Member of the Iowa House of Representatives from the 93rd district
- In office January 12, 1953 – January 8, 1961

Personal details
- Born: Charles R. Burtch July 2, 1893 Osage, Iowa, U.S.
- Died: November 12, 1972 (aged 79) Osage, Iowa, U.S.
- Party: Republican
- Spouse: Ruth Forward ​(m. 1923)​
- Children: 3
- Occupation: Politician, farmer

Military service
- Allegiance: United States
- Battles/wars: World War I

= Charles Burtch =

American politician (1893–1972)

Charles R. Burtch (July 2, 1893 – November 12, 1972) was an American politician.

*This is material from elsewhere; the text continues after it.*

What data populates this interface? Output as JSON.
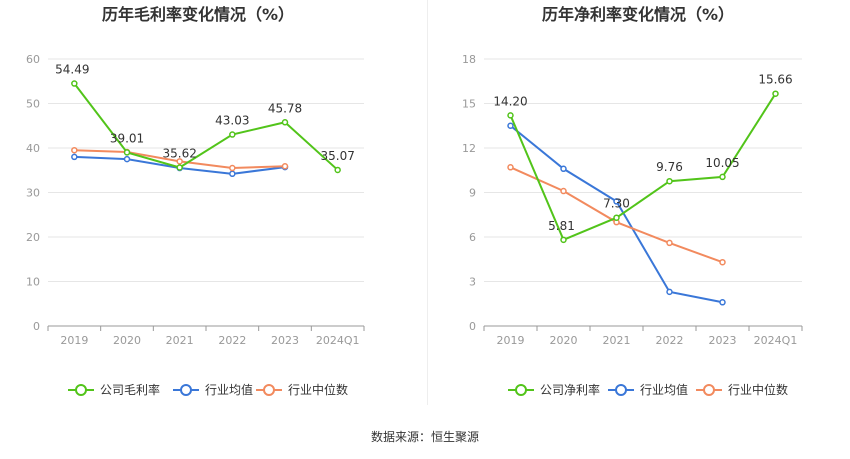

Charles Burtch was an Osage, Iowa native, born to parents Adoniram Judson and Adelia Robertson Burtch on July 2, 1893. After graduating from his hometown Osage High School in 1912, Burtch worked as a rural schoolteacher the following year, then became a farmer. He served in World War I with Company G of the 129th Infantry, 33rd Division, seeing action at the Second Battle of the Somme and in the Meuse–Argonne offensive during the final year of the conflict. Burtch returned to his family farm after the war, and married Ruth Forward on December 23, 1923. The couple raised three daughters.

Burtch was a school director, township assessor, and treasurer of the Mitchell County branch of the Farm Bureau before winning election to the Iowa House of Representatives. He served as a Republican legislator for District 93 for four terms, from January 12, 1953, to January 8, 1961.

Burtch died on November 21, 1972, at Mitchell County Memorial Hospital in Osage.